The first seven men, judged by Naquin to be the weakest, were loaded into the bell. They broke the surface just after 2 p.m. On the next trip, the sailors, knowing the unpredictable New England weather, thought to put more sailors in the bell to speed things up. Shortly after 4:00 p.m, the bell surfaced again, this time carrying nine sailors. Another nine men came up shortly before 6:30 p.m.
The fourth and final trip loaded the final eight men, including commander Naquin, into the bell. They began their ascent but around 8:15 p.m. at 160 feet, the bell stopped. The wire was fouled so they were forced to cut it and let the bell go to the bottom where they’d reattach a cable. Finally, the crew was able to lift the diving bell up. That last trip taking four and a half hours.
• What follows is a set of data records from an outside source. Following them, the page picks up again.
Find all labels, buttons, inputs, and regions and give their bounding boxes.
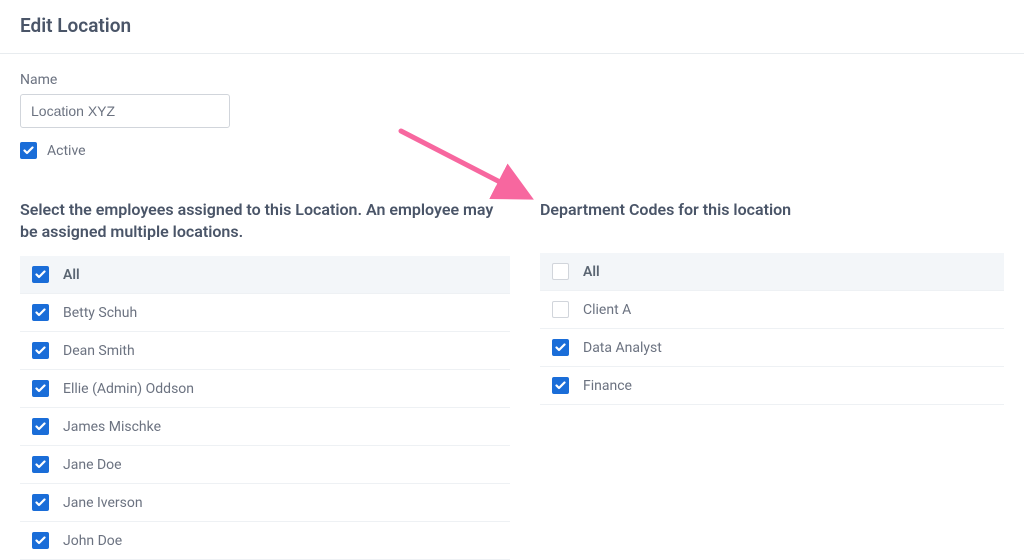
- employees-list-item-5-checkbox[interactable]: [32, 456, 49, 473]
- list-item[interactable]: John Doe: [20, 522, 510, 560]
- employees-list-item-2-checkbox[interactable]: [32, 342, 49, 359]
- list-item-label: All: [583, 264, 600, 280]
- departments-list-item-0-checkbox[interactable]: [552, 263, 569, 280]
- active-label: Active: [47, 143, 86, 159]
- list-item[interactable]: Betty Schuh: [20, 294, 510, 332]
- list-item[interactable]: Data Analyst: [540, 329, 1004, 367]
- list-item[interactable]: All: [540, 253, 1004, 291]
- list-item-label: Betty Schuh: [63, 305, 137, 321]
- list-item-label: Finance: [583, 378, 632, 394]
- list-item[interactable]: Dean Smith: [20, 332, 510, 370]
- employees-list-item-7-checkbox[interactable]: [32, 532, 49, 549]
- list-item-label: Jane Doe: [63, 457, 122, 473]
- name-label: Name: [20, 72, 1004, 88]
- departments-list-item-3-checkbox[interactable]: [552, 377, 569, 394]
- active-checkbox[interactable]: [20, 142, 37, 159]
- list-item-label: Client A: [583, 302, 631, 318]
- list-item[interactable]: Jane Iverson: [20, 484, 510, 522]
- departments-list: All Client A Data Analyst Finance: [540, 253, 1004, 405]
- employees-list-item-3-checkbox[interactable]: [32, 380, 49, 397]
- list-item[interactable]: Ellie (Admin) Oddson: [20, 370, 510, 408]
- list-item-label: Ellie (Admin) Oddson: [63, 381, 194, 397]
- departments-list-item-1-checkbox[interactable]: [552, 301, 569, 318]
- list-item-label: John Doe: [63, 533, 122, 549]
- employees-list-item-6-checkbox[interactable]: [32, 494, 49, 511]
- header-divider: [0, 53, 1024, 54]
- employees-heading: Select the employees assigned to this Lo…: [20, 199, 510, 242]
- employees-list-item-4-checkbox[interactable]: [32, 418, 49, 435]
- employees-list-item-0-checkbox[interactable]: [32, 266, 49, 283]
- list-item-label: Jane Iverson: [63, 495, 143, 511]
- departments-heading: Department Codes for this location: [540, 199, 1004, 239]
- list-item[interactable]: Jane Doe: [20, 446, 510, 484]
- list-item-label: All: [63, 267, 80, 283]
- list-item-label: James Mischke: [63, 419, 161, 435]
- employees-list-item-1-checkbox[interactable]: [32, 304, 49, 321]
- departments-list-item-2-checkbox[interactable]: [552, 339, 569, 356]
- list-item[interactable]: Client A: [540, 291, 1004, 329]
- page-title: Edit Location: [0, 0, 1024, 53]
- list-item[interactable]: James Mischke: [20, 408, 510, 446]
- list-item[interactable]: Finance: [540, 367, 1004, 405]
- list-item-label: Data Analyst: [583, 340, 662, 356]
- name-input[interactable]: [20, 94, 230, 128]
- list-item[interactable]: All: [20, 256, 510, 294]
- list-item-label: Dean Smith: [63, 343, 135, 359]
- employees-list: All Betty Schuh Dean Smith Ellie (Admin) Od…: [20, 256, 510, 560]
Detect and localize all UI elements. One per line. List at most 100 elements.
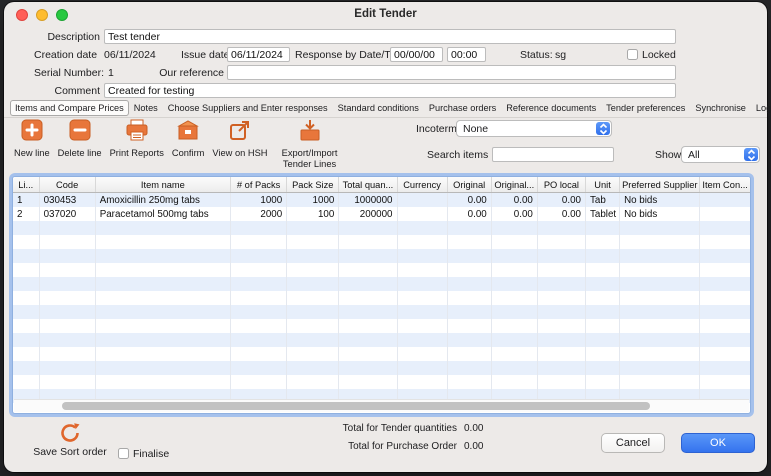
column-header[interactable]: Unit: [585, 177, 619, 193]
column-header[interactable]: Original: [447, 177, 491, 193]
cancel-button[interactable]: Cancel: [601, 433, 665, 453]
tab-choose-suppliers-and-enter-responses[interactable]: Choose Suppliers and Enter responses: [163, 100, 333, 116]
show-value: All: [688, 149, 700, 161]
column-header[interactable]: Code: [39, 177, 95, 193]
description-input[interactable]: [104, 29, 676, 44]
table-cell[interactable]: 0.00: [537, 193, 585, 208]
column-header[interactable]: # of Packs: [231, 177, 287, 193]
column-header[interactable]: Preferred Supplier: [620, 177, 700, 193]
tab-reference-documents[interactable]: Reference documents: [501, 100, 601, 116]
table-cell: [287, 291, 339, 305]
delete-line-button[interactable]: Delete line: [58, 119, 102, 159]
our-reference-input[interactable]: [227, 65, 676, 80]
table-cell[interactable]: 0.00: [537, 207, 585, 221]
column-header[interactable]: Item name: [95, 177, 230, 193]
creation-date-label: Creation date: [34, 49, 97, 61]
table-cell: [397, 333, 447, 347]
table-cell[interactable]: [397, 207, 447, 221]
export-import-tender-lines-button[interactable]: Export/Import Tender Lines: [276, 119, 344, 169]
print-reports-button[interactable]: Print Reports: [110, 119, 164, 159]
table-cell: [13, 263, 39, 277]
table-row[interactable]: 1030453Amoxicillin 250mg tabs10001000100…: [13, 193, 750, 208]
column-header[interactable]: Item Con...: [700, 177, 750, 193]
table-cell: [700, 249, 750, 263]
ok-button[interactable]: OK: [681, 433, 755, 453]
tender-lines-table-container: Li...CodeItem name# of PacksPack SizeTot…: [12, 176, 751, 414]
table-cell[interactable]: 0.00: [447, 193, 491, 208]
table-cell[interactable]: [700, 193, 750, 208]
table-cell: [585, 249, 619, 263]
table-cell: [287, 375, 339, 389]
save-sort-order-button[interactable]: [58, 421, 82, 448]
table-cell[interactable]: Paracetamol 500mg tabs: [95, 207, 230, 221]
total-purchase-order-value: 0.00: [464, 441, 483, 452]
table-cell: [585, 291, 619, 305]
new-line-button[interactable]: New line: [14, 119, 50, 159]
table-cell[interactable]: [700, 207, 750, 221]
column-header[interactable]: Pack Size: [287, 177, 339, 193]
column-header[interactable]: Currency: [397, 177, 447, 193]
table-cell[interactable]: 0.00: [491, 193, 537, 208]
external-arrow-icon: [227, 119, 253, 146]
table-cell: [95, 375, 230, 389]
tab-tender-preferences[interactable]: Tender preferences: [601, 100, 690, 116]
column-header[interactable]: Total quan...: [339, 177, 397, 193]
table-cell[interactable]: 2000: [231, 207, 287, 221]
horizontal-scrollbar-thumb[interactable]: [62, 402, 650, 410]
table-cell[interactable]: 0.00: [447, 207, 491, 221]
table-cell: [447, 235, 491, 249]
table-cell[interactable]: 0.00: [491, 207, 537, 221]
table-cell[interactable]: [397, 193, 447, 208]
table-cell[interactable]: Tablet: [585, 207, 619, 221]
locked-checkbox[interactable]: [627, 49, 638, 60]
column-header[interactable]: Original...: [491, 177, 537, 193]
table-cell[interactable]: Amoxicillin 250mg tabs: [95, 193, 230, 208]
table-cell[interactable]: Tab: [585, 193, 619, 208]
response-date-input[interactable]: [390, 47, 443, 62]
tab-purchase-orders[interactable]: Purchase orders: [424, 100, 501, 116]
table-cell[interactable]: 037020: [39, 207, 95, 221]
tab-items-and-compare-prices[interactable]: Items and Compare Prices: [10, 100, 129, 116]
view-on-hsh-button[interactable]: View on HSH: [212, 119, 267, 159]
finalise-checkbox[interactable]: [118, 448, 129, 459]
table-cell: [491, 319, 537, 333]
tab-notes[interactable]: Notes: [129, 100, 163, 116]
table-cell[interactable]: No bids: [620, 193, 700, 208]
issue-date-input[interactable]: [227, 47, 290, 62]
column-header[interactable]: Li...: [13, 177, 39, 193]
table-cell: [339, 221, 397, 235]
response-time-input[interactable]: [447, 47, 486, 62]
confirm-button[interactable]: Confirm: [172, 119, 205, 159]
confirm-label: Confirm: [172, 148, 205, 159]
table-cell[interactable]: No bids: [620, 207, 700, 221]
table-cell: [231, 291, 287, 305]
incoterm-dropdown[interactable]: None: [456, 120, 612, 137]
table-cell: [620, 263, 700, 277]
table-cell[interactable]: 1000000: [339, 193, 397, 208]
show-dropdown[interactable]: All: [681, 146, 760, 163]
tab-standard-conditions[interactable]: Standard conditions: [333, 100, 424, 116]
table-cell: [585, 319, 619, 333]
table-cell[interactable]: 1: [13, 193, 39, 208]
table-cell: [39, 221, 95, 235]
table-cell: [39, 263, 95, 277]
column-header[interactable]: PO local: [537, 177, 585, 193]
comment-input[interactable]: [104, 83, 676, 98]
table-cell[interactable]: 1000: [287, 193, 339, 208]
tab-synchronise[interactable]: Synchronise: [690, 100, 751, 116]
table-cell: [287, 333, 339, 347]
table-cell: [397, 277, 447, 291]
table-cell: [339, 235, 397, 249]
horizontal-scrollbar-track[interactable]: [14, 399, 749, 412]
table-cell[interactable]: 200000: [339, 207, 397, 221]
tab-log[interactable]: Log: [751, 100, 771, 116]
table-row[interactable]: 2037020Paracetamol 500mg tabs20001002000…: [13, 207, 750, 221]
table-cell[interactable]: 100: [287, 207, 339, 221]
search-items-input[interactable]: [492, 147, 614, 162]
table-cell[interactable]: 1000: [231, 193, 287, 208]
table-cell: [700, 347, 750, 361]
table-cell: [339, 333, 397, 347]
table-cell: [491, 305, 537, 319]
table-cell[interactable]: 2: [13, 207, 39, 221]
table-cell[interactable]: 030453: [39, 193, 95, 208]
All 33 survivors made it to the Falcon and safety.
A Historic Success
Through the display of amazing courage and intrepidity of everyone involved the operation was a success.
On July 30, 1939, the Boston Symphony Orchestra, conducted by Arthur Fiedler, performed a memorial concert for the USS Squalus victims at Little Boar’s Head in North Hampton, NH. The concert was broadcast nationally.

For their actions during the operation, four officers and men would receive the Medal of Honor, 46 others decorated with the Navy Cross, and one awarded the Distinguished Service Medal.
In September 1939, the Navy was able to raise USS Squalus off the ocean floor. It recovered the bodies of 25 of the 26 sailors who had drowned; one sailor had made it out of the sub but never made it to the surface. His body was never recovered.
In 1940, USS Squalus has recommissioned as USS Sailfish and served in World War II sinking seven enemy ships. Her conning tower resides in Portsmouth Navy Shipyard as a memorial for sailors lost in combat.